Le plus intéressant dans cette vidéo est son statut même car il ne s'agit pas d'un opéra sur scène qui aurait été filmé : c'est un film en tant que tel dont le scénario n'est rien d'autre que le livret. On a donc à faire à une vidéo entre deux genres. Les opéras sur scène filmés sont très inégaux : ils peuvent être excellents comme illisibles. On évite donc ici l'inconvénient de la caméra qui court après l'action ou qui ne livre qu'une partie de la scène. Le montage du film de la mise en scène de Ponnelle est vraiment cinématographique et de ce point de vue ce choix sert parfaitement l'action dramatique. Et ce d'autant plus que les décors sont somptueux : Mantoue, ses alentours et son Palais ducal, comme l'indique le livret (voir l'extraordinaire scène où Gilda révèle à son père son rapt dans le lit de la chambre du Duc!). Cependant, on n'a pas à faire à une mise en scène complètement réaliste, c'eût été trahir par l'image le refus verdien du vérisme. Au contraire, les choix de Ponnelle font de cet opéra un drame romantique au sens littéraire du terme, ce qui me semble particulièrement bien servir les intentions musicales de Verdi. Même si Hugo rejeta cet opéra pourtant issu de sa pièce, cette mise en scène me semble très fidèle à l'esprit du drame romantique français.
La scène d'ouverture est complètement baroque, mais un baroque revisité par Fellini : festin, vieilles femmes poudrées, décors à la perspective tronquée etc. (Voir un extrait sur YouTube) D'autres scènes se déroulent dans la ville de Mantoue où les murailles servent de toile de fond. Enfin la scène finale se déroule sur une barque au milieu du lac. L'image rendue se situe ainsi entre le réalisme historique, la caricature du baroque et le chromo fin XIXe, créant une atmosphère propice à l'illusion dramatique, bien plus parfois que celle produite sur scène. Tous ces choix servent parfaitement le déroulement de l'action dramatique et c'est en ce point que le film sert l'opéra.

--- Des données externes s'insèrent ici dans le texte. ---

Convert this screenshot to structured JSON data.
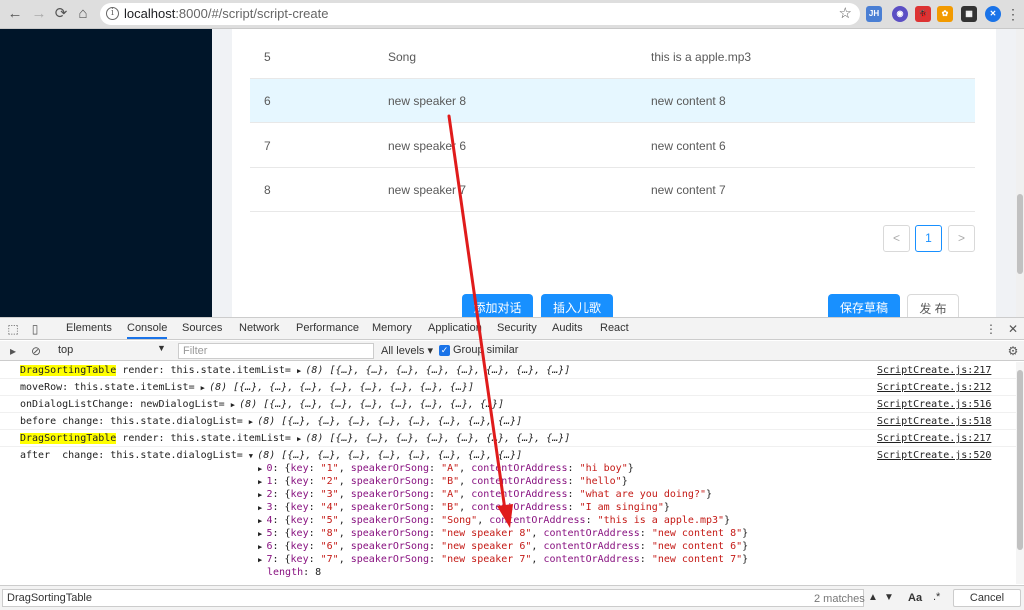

Cependant, quand on assiste à un opéra, on est suffisamment éloigné des chanteurs pour ne pas voir distinctement leurs traits et les efforts qui s'y lisent. Et c'est là que le film a ses limites. Je l'ai dit plus haut de Pavarotti, le problème se rencontre aussi à propos de Gruberova. On ne peut pas dire qu'elle soit particulièrement belle, ni même jolie, pas même charmante. Son visage semble sorti d'un film expressionniste allemand et on la verrait bien plus dans un rôle de sorcière avec son nez pointu et son menton en galoche. La distance qu'oblige le plus souvent la scène a donc l'avantage de gommer les traits et les expressions trop distincts.
Dans l'ensemble une vidéo à voir, ne serait-ce que pour ce choix de mise en scène qui se révèle équilibrée malgré son âge.